At the September meeting, the Fed left rates untouched at their current range of 1 percent to 1.25 percent and forecast one final rate hike in 2017 as well as three more in 2018.
Observers widely expect that if the Fed chooses to adopt a third rate hike in 2017, it will do so at its final meeting of the year in December.
“There is a vocal minority that wants to see inflation rise before hiking rates,” Chris Low of FTN Financial said in a note to clients.
“But the majority continues to believe a tight labor market will produce inflation and the Fed must raise rates now (well, in December) to prevent inflation shooting well past two percent.”
The minutes said “many participants” thought another increase in 2017 was “likely to be warranted.”
Raising rates an “unduly slow pace” could cause price pressures to spike and encourage risk-taking by investors, they argued, and delaying too long could force the Fed in the future to jack up rates suddenly, harming the economy.
However, the account of the meeting made clear that an important faction of policymakers still see no clear reason to act immediately.
“Many participants,” the minutes said, believed low inflation could be a longer-term trend. “And it was noted that some patience in removing policy accommodation while assessing trends in inflation was warranted.”

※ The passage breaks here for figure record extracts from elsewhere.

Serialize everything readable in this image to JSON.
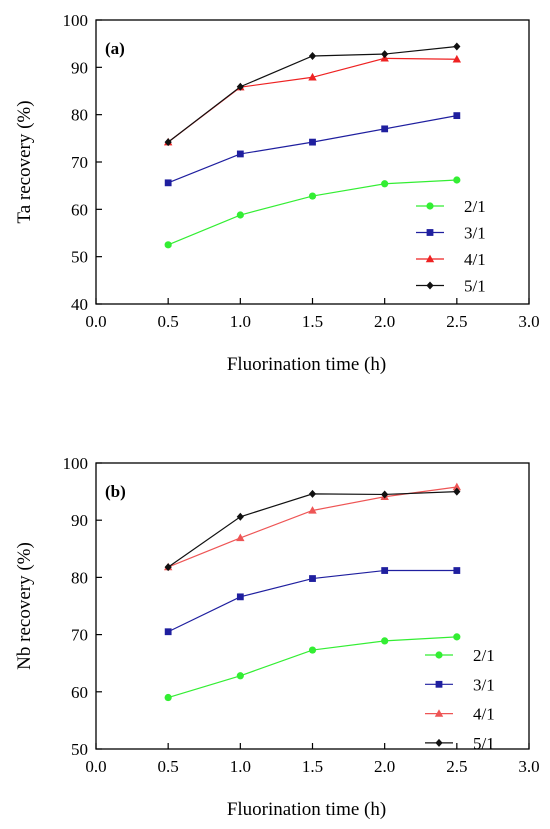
{
  "chart_data": [
    {
      "type": "line",
      "panel_label": "(a)",
      "xlabel": "Fluorination time (h)",
      "ylabel": "Ta recovery (%)",
      "xlim": [
        0.0,
        3.0
      ],
      "ylim": [
        40,
        100
      ],
      "xticks": [
        0.0,
        0.5,
        1.0,
        1.5,
        2.0,
        2.5,
        3.0
      ],
      "xtick_labels": [
        "0.0",
        "0.5",
        "1.0",
        "1.5",
        "2.0",
        "2.5",
        "3.0"
      ],
      "yticks": [
        40,
        50,
        60,
        70,
        80,
        90,
        100
      ],
      "ytick_labels": [
        "40",
        "50",
        "60",
        "70",
        "80",
        "90",
        "100"
      ],
      "x": [
        0.5,
        1.0,
        1.5,
        2.0,
        2.5
      ],
      "grid": false,
      "legend_position": "right",
      "series": [
        {
          "name": "2/1",
          "color": "#33ee33",
          "marker": "circle",
          "values": [
            52.5,
            58.8,
            62.8,
            65.4,
            66.2
          ]
        },
        {
          "name": "3/1",
          "color": "#1f1f9f",
          "marker": "square",
          "values": [
            65.6,
            71.7,
            74.2,
            77.0,
            79.8
          ]
        },
        {
          "name": "4/1",
          "color": "#ee2222",
          "marker": "triangle",
          "values": [
            74.2,
            85.8,
            87.9,
            91.9,
            91.7
          ]
        },
        {
          "name": "5/1",
          "color": "#111111",
          "marker": "diamond",
          "values": [
            74.2,
            85.9,
            92.4,
            92.8,
            94.4
          ]
        }
      ]
    },
    {
      "type": "line",
      "panel_label": "(b)",
      "xlabel": "Fluorination time (h)",
      "ylabel": "Nb recovery (%)",
      "xlim": [
        0.0,
        3.0
      ],
      "ylim": [
        50,
        100
      ],
      "xticks": [
        0.0,
        0.5,
        1.0,
        1.5,
        2.0,
        2.5,
        3.0
      ],
      "xtick_labels": [
        "0.0",
        "0.5",
        "1.0",
        "1.5",
        "2.0",
        "2.5",
        "3.0"
      ],
      "yticks": [
        50,
        60,
        70,
        80,
        90,
        100
      ],
      "ytick_labels": [
        "50",
        "60",
        "70",
        "80",
        "90",
        "100"
      ],
      "x": [
        0.5,
        1.0,
        1.5,
        2.0,
        2.5
      ],
      "grid": false,
      "legend_position": "bottom-right",
      "series": [
        {
          "name": "2/1",
          "color": "#33ee33",
          "marker": "circle",
          "values": [
            59.0,
            62.8,
            67.3,
            68.9,
            69.6
          ]
        },
        {
          "name": "3/1",
          "color": "#1f1f9f",
          "marker": "square",
          "values": [
            70.5,
            76.6,
            79.8,
            81.2,
            81.2
          ]
        },
        {
          "name": "4/1",
          "color": "#ee5555",
          "marker": "triangle",
          "values": [
            81.8,
            86.9,
            91.7,
            94.1,
            95.8
          ]
        },
        {
          "name": "5/1",
          "color": "#111111",
          "marker": "diamond",
          "values": [
            81.8,
            90.6,
            94.6,
            94.5,
            95.0
          ]
        }
      ]
    }
  ]
}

A ‘shallow’ rate trajectory?
Among this group, a few believed “no further increases” were called for, adding that “the upward trajectory of the federal funds rate might appropriately be quite shallow.”
A key measure of inflation that is closely watched by the Fed — tracking personal consumption but excluding volatile food and fuel prices — has remained below the Fed’s two percent target for more than five years.
According to the minutes, “a few” meeting participants called for delaying rate hikes until economic indicators “confirmed that the low readings on inflation this year were not likely to persist.”
Following the minutes’ release, futures markets remained largely convinced of a December rate hike but softened marginally, with the probability of a hike falling 1.1 percentage points to 86.7 percent.
FOMC members were not divided over how hurricanes Harvey, Irma and Maria, which tore a path of destruction through US territory between August and September, were likely to affect the economy.
“They expected growth of real GDP in the third quarter to be held down by the severe disruptions caused by the storms but to rebound beginning in the fourth quarter as rebuilding got under way,” the minutes said.